Daily Digest Market Movers: US Dollar gains as investors reassess Fed easing bets

  • The US Dollar has opened 2026 on a strong note. Last week, US Pending Home Sales and US Jobless Claims figures beat expectations, and the US S&P Global Manufacturing PMI confirmed a moderate growth of the sector's activity and endorsed the Fed hawks' view supporting a cautious approach to interest rate cuts, considering the sticky inflationary pressures.
  • The growing geopolitical tensions after the attack on Venezuela have had a minor impact on markets so far. Stocks rose in Asia, and Oil prices fell in a sign that investors are looking beyond Maduro's capture, focusing on the US economic figures, due to be released this week
  • In Europe, the most relevant release on Monday will be January's Sentix Investor Confidence reading. The index analyzes institutional investors' views on the current economic situation, which has shown negative readings since August, reflecting a downbeat sentiment.
  • The US calendar opens this week with the ISM Manufacturing PMI, which is expected to show a minor improvement to 48.3 in December from 48.2 in the previous month.
  • The highlight of the week, however, will be December's Nonfarm Payrolls report, which will be observed with interest to assess the momentum of the US labour market and will provide further insight into the Fed's interest rate path.

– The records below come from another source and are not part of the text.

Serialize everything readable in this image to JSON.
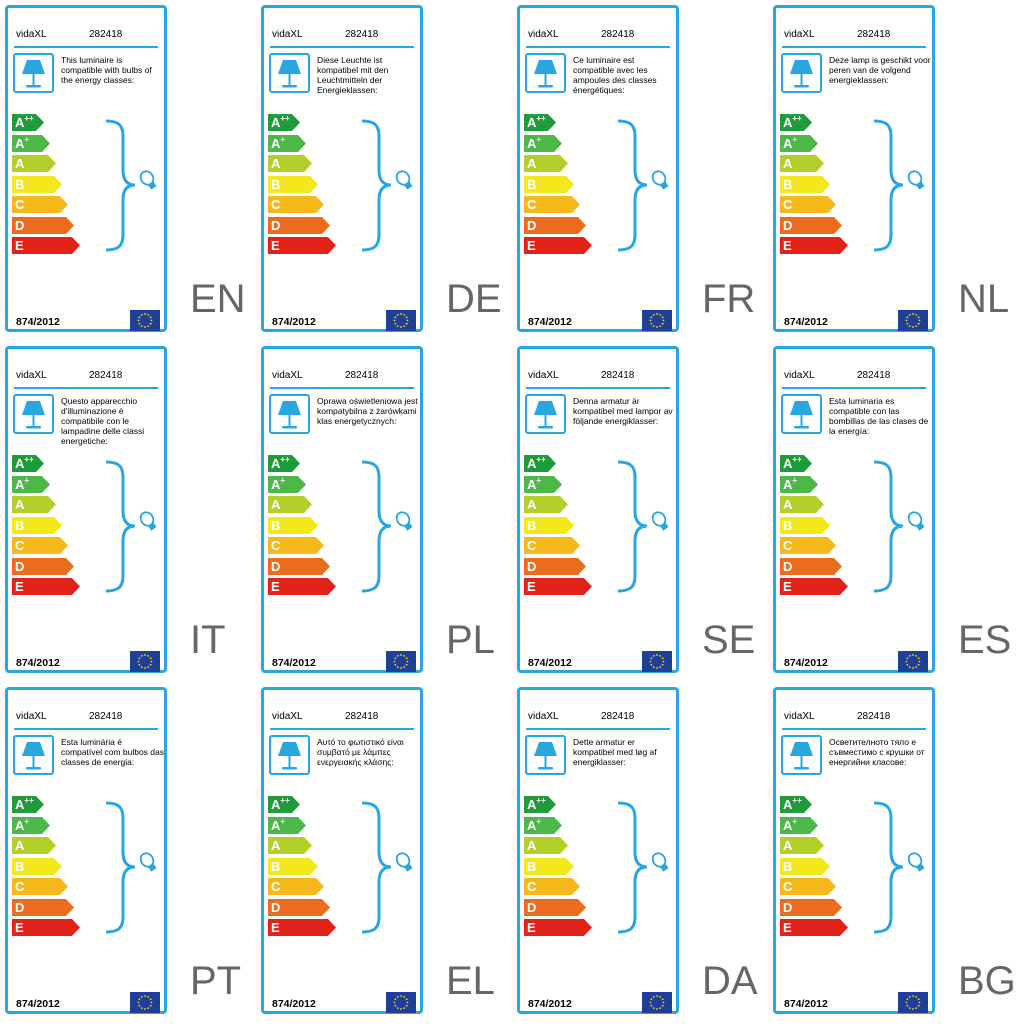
{
  "panels": [
    {
      "code": "EN",
      "brand": "vidaXL",
      "model": "282418",
      "desc": "This luminaire is compatible with bulbs of the energy classes:",
      "reg": "874/2012"
    },
    {
      "code": "DE",
      "brand": "vidaXL",
      "model": "282418",
      "desc": "Diese Leuchte ist kompatibel mit den Leuchtmitteln der Energieklassen:",
      "reg": "874/2012"
    },
    {
      "code": "FR",
      "brand": "vidaXL",
      "model": "282418",
      "desc": "Ce luminaire est compatible avec les ampoules des classes énergétiques:",
      "reg": "874/2012"
    },
    {
      "code": "NL",
      "brand": "vidaXL",
      "model": "282418",
      "desc": "Deze lamp is geschikt voor peren van de volgend energieklassen:",
      "reg": "874/2012"
    },
    {
      "code": "IT",
      "brand": "vidaXL",
      "model": "282418",
      "desc": "Questo apparecchio d'illuminazione è compatibile con le lampadine delle classi energetiche:",
      "reg": "874/2012"
    },
    {
      "code": "PL",
      "brand": "vidaXL",
      "model": "282418",
      "desc": "Oprawa oświetleniowa jest kompatybilna z żarówkami klas energetycznych:",
      "reg": "874/2012"
    },
    {
      "code": "SE",
      "brand": "vidaXL",
      "model": "282418",
      "desc": "Denna armatur är kompatibel med lampor av följande energiklasser:",
      "reg": "874/2012"
    },
    {
      "code": "ES",
      "brand": "vidaXL",
      "model": "282418",
      "desc": "Esta luminaria es compatible con las bombillas de las clases de la energía:",
      "reg": "874/2012"
    },
    {
      "code": "PT",
      "brand": "vidaXL",
      "model": "282418",
      "desc": "Esta luminária é compatível com bulbos das classes de energia:",
      "reg": "874/2012"
    },
    {
      "code": "EL",
      "brand": "vidaXL",
      "model": "282418",
      "desc": "Αυτό το φωτιστικό είναι συμβατό με λάμπες ενεργειακής κλάσης:",
      "reg": "874/2012"
    },
    {
      "code": "DA",
      "brand": "vidaXL",
      "model": "282418",
      "desc": "Dette armatur er kompatibel med løg af energiklasser:",
      "reg": "874/2012"
    },
    {
      "code": "BG",
      "brand": "vidaXL",
      "model": "282418",
      "desc": "Осветителното тяло е съвместимо с крушки от енергийни класове:",
      "reg": "874/2012"
    }
  ],
  "energy_classes": [
    {
      "letter": "A",
      "sup": "++",
      "color": "#1e9b3a"
    },
    {
      "letter": "A",
      "sup": "+",
      "color": "#4cb848"
    },
    {
      "letter": "A",
      "sup": "",
      "color": "#b5cf2a"
    },
    {
      "letter": "B",
      "sup": "",
      "color": "#f2e81b"
    },
    {
      "letter": "C",
      "sup": "",
      "color": "#f6b81a"
    },
    {
      "letter": "D",
      "sup": "",
      "color": "#ec6c1f"
    },
    {
      "letter": "E",
      "sup": "",
      "color": "#e2231a"
    }
  ],
  "accent_color": "#29a6dd",
  "icons": {
    "lamp": "table-lamp-icon",
    "bulb": "bulb-icon",
    "flag": "eu-flag-icon",
    "brace": "curly-brace-icon"
  }
}
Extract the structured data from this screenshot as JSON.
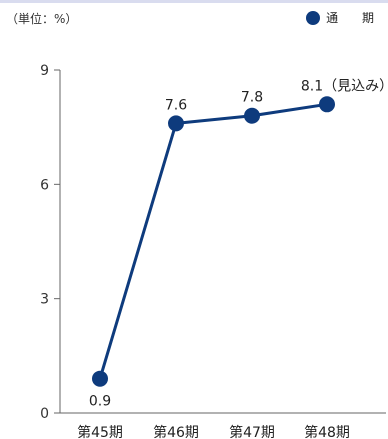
{
  "header": {
    "unit": "（単位：%）"
  },
  "legend": {
    "label": "通 期",
    "color": "#0e3b7d"
  },
  "chart_data": {
    "type": "line",
    "categories": [
      "第45期",
      "第46期",
      "第47期",
      "第48期"
    ],
    "series": [
      {
        "name": "通 期",
        "values": [
          0.9,
          7.6,
          7.8,
          8.1
        ],
        "color": "#0e3b7d"
      }
    ],
    "data_labels": [
      "0.9",
      "7.6",
      "7.8",
      "8.1（見込み）"
    ],
    "y_ticks": [
      0,
      3,
      6,
      9
    ],
    "ylim": [
      0,
      9
    ],
    "grid": false,
    "legend_position": "top-right"
  }
}
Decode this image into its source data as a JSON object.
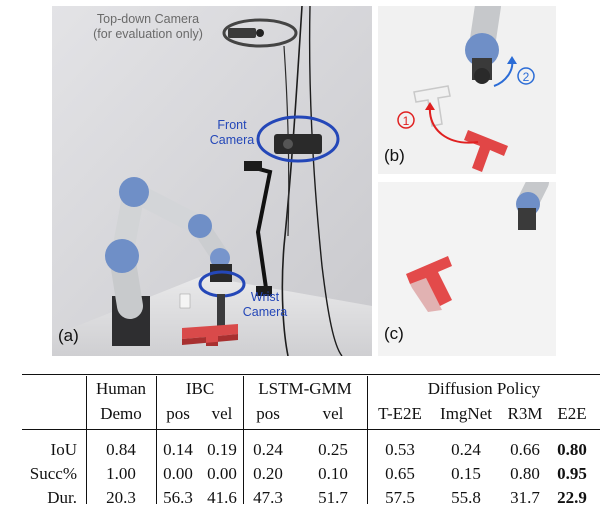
{
  "figure": {
    "panel_a": {
      "label": "(a)",
      "annotations": {
        "top_camera_line1": "Top-down Camera",
        "top_camera_line2": "(for evaluation only)",
        "front_camera_line1": "Front",
        "front_camera_line2": "Camera",
        "wrist_camera_line1": "Wrist",
        "wrist_camera_line2": "Camera"
      }
    },
    "panel_b": {
      "label": "(b)",
      "step1": "1",
      "step2": "2"
    },
    "panel_c": {
      "label": "(c)"
    }
  },
  "table": {
    "header1": {
      "human": "Human",
      "ibc": "IBC",
      "lstm": "LSTM-GMM",
      "diffusion": "Diffusion Policy"
    },
    "header2": {
      "demo": "Demo",
      "ibc_pos": "pos",
      "ibc_vel": "vel",
      "lstm_pos": "pos",
      "lstm_vel": "vel",
      "t_e2e": "T-E2E",
      "imgnet": "ImgNet",
      "r3m": "R3M",
      "e2e": "E2E"
    },
    "rows": [
      {
        "metric": "IoU",
        "values": [
          "0.84",
          "0.14",
          "0.19",
          "0.24",
          "0.25",
          "0.53",
          "0.24",
          "0.66",
          "0.80"
        ]
      },
      {
        "metric": "Succ%",
        "values": [
          "1.00",
          "0.00",
          "0.00",
          "0.20",
          "0.10",
          "0.65",
          "0.15",
          "0.80",
          "0.95"
        ]
      },
      {
        "metric": "Dur.",
        "values": [
          "20.3",
          "56.3",
          "41.6",
          "47.3",
          "51.7",
          "57.5",
          "55.8",
          "31.7",
          "22.9"
        ]
      }
    ]
  }
}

Technical Analysis: EUR/USD is clinging on 1.1670 support


EUR/USD Chart
EUR/USD 4-Hour Chart


The EUR/USD has extended its correction from 1.1800 highs to four-week lows below 1.1700, and technical indicators point to further decline. The 4-hour Relative Strength Index (RSI) is near 35, and the Moving Average Convergence Divergence (MACD) is printing red bars, highlighting a strong bearish momentum.

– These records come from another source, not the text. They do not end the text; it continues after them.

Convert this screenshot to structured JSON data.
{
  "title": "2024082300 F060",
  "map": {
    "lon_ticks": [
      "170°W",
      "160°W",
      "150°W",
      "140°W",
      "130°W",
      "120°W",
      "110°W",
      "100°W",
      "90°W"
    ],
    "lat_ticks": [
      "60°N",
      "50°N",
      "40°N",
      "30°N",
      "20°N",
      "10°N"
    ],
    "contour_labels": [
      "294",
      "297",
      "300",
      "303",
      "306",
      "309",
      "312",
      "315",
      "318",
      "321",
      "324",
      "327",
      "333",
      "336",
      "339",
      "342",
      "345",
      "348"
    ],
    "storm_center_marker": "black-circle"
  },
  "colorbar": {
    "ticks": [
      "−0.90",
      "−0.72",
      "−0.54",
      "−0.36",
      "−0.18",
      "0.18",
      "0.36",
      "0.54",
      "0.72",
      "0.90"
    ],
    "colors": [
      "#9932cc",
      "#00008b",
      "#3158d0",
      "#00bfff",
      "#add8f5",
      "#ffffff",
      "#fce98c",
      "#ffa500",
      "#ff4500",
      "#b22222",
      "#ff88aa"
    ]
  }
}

The pair has found support near 1.1670, but so far, it seems unable to post any significant recovery. Further down, the 50% Fibonacci retracement of the November-December rally, at 1.1650, might provide support ahead of the 1.1615 area, where the December 8 and 9 lows meet the 61.8% Fibonacci retracement of the mentioned cycle.

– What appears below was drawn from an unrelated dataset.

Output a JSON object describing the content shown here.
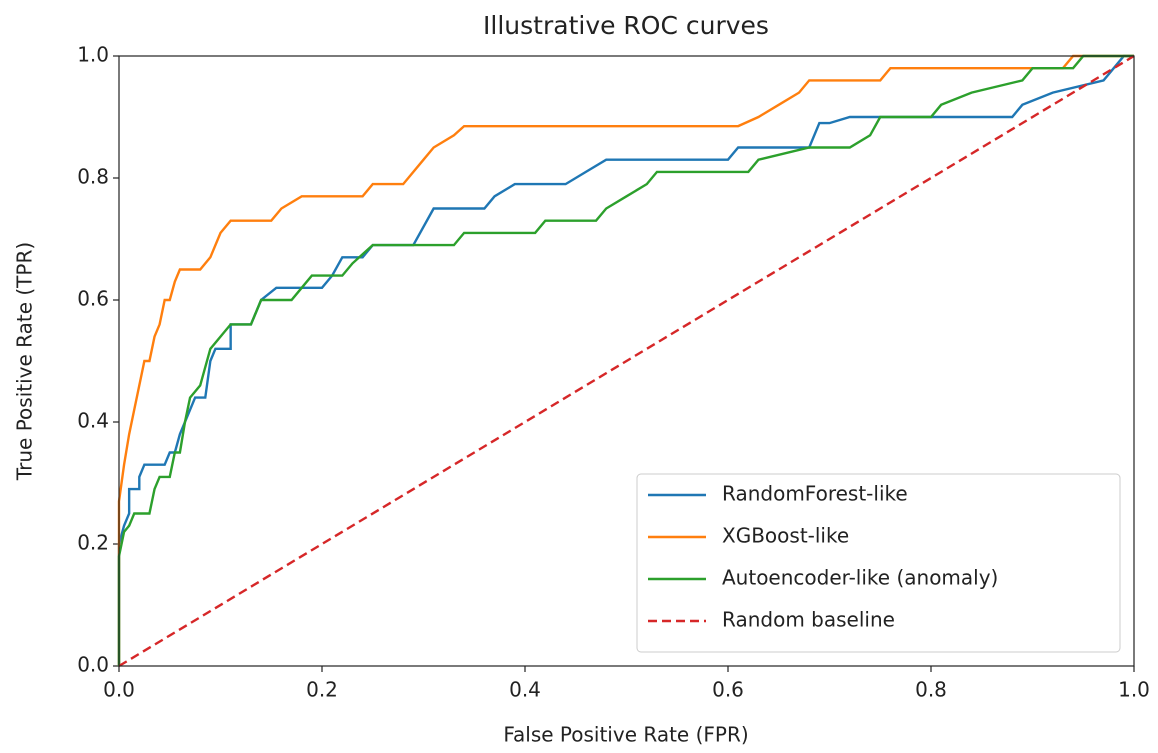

A bullish reaction should breach previous support levels at the 1.1715-1.1720 area (December 31, January 2 lows) to ease negative pressure and aim for the January 2 high, at 1.1765.

Risk sentiment FAQs

In the world of financial jargon the two widely used terms “risk-on” and “risk off'' refer to the level of risk that investors are willing to stomach during the period referenced. In a “risk-on” market, investors are optimistic about the future and more willing to buy risky assets. In a “risk-off” market investors start to ‘play it safe’ because they are worried about the future, and therefore buy less risky assets that are more certain of bringing a return, even if it is relatively modest.

Typically, during periods of “risk-on”, stock markets will rise, most commodities – except Gold – will also gain in value, since they benefit from a positive growth outlook. The currencies of nations that are heavy commodity exporters strengthen because of increased demand, and Cryptocurrencies rise. In a “risk-off” market, Bonds go up – especially major government Bonds – Gold shines, and safe-haven currencies such as the Japanese Yen, Swiss Franc and US Dollar all benefit.

The Australian Dollar (AUD), the Canadian Dollar (CAD), the New Zealand Dollar (NZD) and minor FX like the Ruble (RUB) and the South African Rand (ZAR), all tend to rise in markets that are “risk-on”. This is because the economies of these currencies are heavily reliant on commodity exports for growth, and commodities tend to rise in price during risk-on periods. This is because investors foresee greater demand for raw materials in the future due to heightened economic activity.

The major currencies that tend to rise during periods of “risk-off” are the US Dollar (USD), the Japanese Yen (JPY) and the Swiss Franc (CHF). The US Dollar, because it is the world’s reserve currency, and because in times of crisis investors buy US government debt, which is seen as safe because the largest economy in the world is unlikely to default. The Yen, from increased demand for Japanese government bonds, because a high proportion are held by domestic investors who are unlikely to dump them – even in a crisis. The Swiss Franc, because strict Swiss banking laws offer investors enhanced capital protection.